Le chan­tage ne prend pas. Pendant six semaines, les sar­di­nières déam­bulent tous les jours dans la ville, s’arrêtant devant chaque usine pour « chan­ter rouge » : L’Internationale, Le Drapeau rouge. Et à la fin de chaque chant, leur mot d’ordre, crié jusqu’à perdre la voix : « Pemp real a vo ! » (Cinq réaux ce sera !).Une aug­men­ta­tion pour pas­ser à 1 franc de l’heure, 1,25 pour les heures tra­vaillées après 22 heures. Un kilo de beurre coûte 15 francs ; un kilo de café 17. Les patrons, furieux de voir leur auto­ri­té bafouée, paient des hommes armés qui arrivent de Paris par le train de Quimper, le 31 décembre 1924. La bande déniche le maire et son neveu, en plein réveillon au Café de l’Aurore, et tire. Le maire a la gorge tra­ver­sée de part en part. Son neveu, atteint à la tête, sombre dans le coma des jours durant. Ils sur­vivent – deux têtes dures.

Le patro­nat plie

Les Douarnenistes sont en rage. Penn Sardin en tête, on met à sac la récep­tion de l’hôtel où séjournent les hommes de main des patrons qui ont com­man­di­té l’attentat. Les jour­naux natio­naux titrent sur le sang ver­sé : celui d’un élu et de sa famille.
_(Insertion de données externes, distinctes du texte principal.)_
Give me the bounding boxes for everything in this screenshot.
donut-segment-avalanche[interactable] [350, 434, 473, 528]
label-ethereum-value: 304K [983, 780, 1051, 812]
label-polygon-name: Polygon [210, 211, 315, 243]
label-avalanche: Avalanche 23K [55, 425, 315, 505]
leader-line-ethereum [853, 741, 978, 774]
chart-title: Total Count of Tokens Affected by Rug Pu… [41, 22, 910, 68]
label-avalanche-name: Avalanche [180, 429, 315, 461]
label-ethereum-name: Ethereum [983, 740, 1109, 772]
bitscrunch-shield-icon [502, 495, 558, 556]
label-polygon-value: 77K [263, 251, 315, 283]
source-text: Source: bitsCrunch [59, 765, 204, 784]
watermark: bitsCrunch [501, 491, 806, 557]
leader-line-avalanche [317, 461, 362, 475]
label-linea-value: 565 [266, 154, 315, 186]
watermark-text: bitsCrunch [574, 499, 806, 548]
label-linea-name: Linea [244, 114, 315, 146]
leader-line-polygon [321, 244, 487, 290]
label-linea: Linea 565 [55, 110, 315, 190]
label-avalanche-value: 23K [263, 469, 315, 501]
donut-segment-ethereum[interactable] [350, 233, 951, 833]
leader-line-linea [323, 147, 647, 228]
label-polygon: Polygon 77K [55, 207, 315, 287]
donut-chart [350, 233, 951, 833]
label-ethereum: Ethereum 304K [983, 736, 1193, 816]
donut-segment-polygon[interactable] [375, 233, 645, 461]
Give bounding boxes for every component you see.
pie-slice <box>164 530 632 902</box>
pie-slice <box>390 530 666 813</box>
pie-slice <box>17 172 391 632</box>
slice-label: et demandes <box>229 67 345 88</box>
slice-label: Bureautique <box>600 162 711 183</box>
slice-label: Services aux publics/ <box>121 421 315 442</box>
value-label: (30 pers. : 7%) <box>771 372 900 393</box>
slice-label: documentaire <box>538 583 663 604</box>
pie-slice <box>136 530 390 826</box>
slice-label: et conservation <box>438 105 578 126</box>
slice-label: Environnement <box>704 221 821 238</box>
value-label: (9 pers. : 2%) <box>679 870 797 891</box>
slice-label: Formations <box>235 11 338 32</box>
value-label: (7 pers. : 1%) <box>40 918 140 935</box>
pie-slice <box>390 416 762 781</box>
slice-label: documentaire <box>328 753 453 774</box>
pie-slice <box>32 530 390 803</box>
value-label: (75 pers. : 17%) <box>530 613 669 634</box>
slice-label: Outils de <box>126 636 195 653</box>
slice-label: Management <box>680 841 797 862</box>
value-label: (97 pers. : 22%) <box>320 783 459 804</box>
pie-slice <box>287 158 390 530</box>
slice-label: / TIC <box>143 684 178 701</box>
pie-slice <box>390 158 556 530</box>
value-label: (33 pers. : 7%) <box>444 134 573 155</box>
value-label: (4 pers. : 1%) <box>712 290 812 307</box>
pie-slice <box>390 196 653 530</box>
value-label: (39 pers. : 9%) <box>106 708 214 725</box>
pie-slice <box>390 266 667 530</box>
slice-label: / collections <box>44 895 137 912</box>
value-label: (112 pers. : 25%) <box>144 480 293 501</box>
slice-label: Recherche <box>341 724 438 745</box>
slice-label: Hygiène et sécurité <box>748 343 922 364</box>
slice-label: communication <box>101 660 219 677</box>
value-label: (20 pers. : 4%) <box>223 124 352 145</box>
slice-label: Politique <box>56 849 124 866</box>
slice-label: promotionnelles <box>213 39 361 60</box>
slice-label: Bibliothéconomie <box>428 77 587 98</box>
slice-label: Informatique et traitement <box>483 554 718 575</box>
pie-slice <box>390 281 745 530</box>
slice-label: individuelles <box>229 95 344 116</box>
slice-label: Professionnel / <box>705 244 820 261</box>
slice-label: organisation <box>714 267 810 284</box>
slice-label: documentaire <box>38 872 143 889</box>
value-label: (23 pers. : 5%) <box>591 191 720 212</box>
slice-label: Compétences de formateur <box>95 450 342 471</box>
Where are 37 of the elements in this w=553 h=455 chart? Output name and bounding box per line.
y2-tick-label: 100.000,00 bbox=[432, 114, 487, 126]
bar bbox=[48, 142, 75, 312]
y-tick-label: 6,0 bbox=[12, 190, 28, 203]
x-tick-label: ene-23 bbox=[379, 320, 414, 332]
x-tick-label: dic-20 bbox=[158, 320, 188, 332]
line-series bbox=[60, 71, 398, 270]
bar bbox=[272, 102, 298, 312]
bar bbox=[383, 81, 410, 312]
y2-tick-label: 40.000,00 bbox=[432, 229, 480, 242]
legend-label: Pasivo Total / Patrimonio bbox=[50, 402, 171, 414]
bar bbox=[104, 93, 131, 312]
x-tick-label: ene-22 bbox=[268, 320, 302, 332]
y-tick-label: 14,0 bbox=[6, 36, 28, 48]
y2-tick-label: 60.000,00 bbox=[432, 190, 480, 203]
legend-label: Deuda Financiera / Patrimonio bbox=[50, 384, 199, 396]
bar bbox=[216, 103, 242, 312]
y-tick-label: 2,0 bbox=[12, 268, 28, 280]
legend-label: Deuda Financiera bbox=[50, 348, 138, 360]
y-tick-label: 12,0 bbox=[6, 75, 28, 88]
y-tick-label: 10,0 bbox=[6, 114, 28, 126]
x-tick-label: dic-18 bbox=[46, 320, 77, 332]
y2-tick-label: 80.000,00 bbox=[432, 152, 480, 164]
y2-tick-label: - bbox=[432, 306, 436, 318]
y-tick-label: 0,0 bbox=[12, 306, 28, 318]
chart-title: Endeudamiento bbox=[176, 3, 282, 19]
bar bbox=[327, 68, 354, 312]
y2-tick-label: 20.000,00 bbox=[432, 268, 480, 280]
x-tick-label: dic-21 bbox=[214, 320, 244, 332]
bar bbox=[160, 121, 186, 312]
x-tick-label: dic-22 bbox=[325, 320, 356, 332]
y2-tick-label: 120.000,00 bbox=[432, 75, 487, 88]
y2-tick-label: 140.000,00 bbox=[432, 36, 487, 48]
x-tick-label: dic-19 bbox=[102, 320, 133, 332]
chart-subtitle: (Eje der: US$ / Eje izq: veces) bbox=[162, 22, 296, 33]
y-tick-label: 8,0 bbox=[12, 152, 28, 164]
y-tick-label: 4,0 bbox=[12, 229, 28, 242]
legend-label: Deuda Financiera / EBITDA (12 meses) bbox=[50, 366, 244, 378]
La situa­tion est explo­sive. La pré­fec­ture veut cal­mer le jeu et négo­cie avec les patrons : qu’ils cèdent aux Penn Sardin en échange de leur impu­ni­té. Alors, le 6 jan­vier 1925, les usi­niers, accu­lés, accordent aux gré­vistes toutes leurs reven­di­ca­tions. Aucun·e n’est poursuivi·e pour vio­lences. Mais les Penn Sardin ont gagné : « Dans la ville rouge, on est soli­daire, et de leur vic­toire les femmes sont fières/​À Douarnenez depuis ce temps, rien ne sera plus jamais comme avant. 4 »

1. Autrice de « Joséphine Pencalet, une Penn Sardin à la mai­rie », in Bretonnes, Presses uni­ver­si­taires de Rennes, 1994. Un ouvrage sur le sujet est en pré­pa­ra­tion. Qu’elle soit remer­ciée pour l’ensemble de ses expli­ca­tions.
2. Les Ouvrières de la mer, d’Anne-Denes Martin. Éd. L’Harmattan, 1994.
3. Une belle grève de femmes : Douarnenez, de Lucie Colliard. Librairie de l’humanité, 1925.
4. Le Chant des Penn Sardin, paroles de Claude Michel.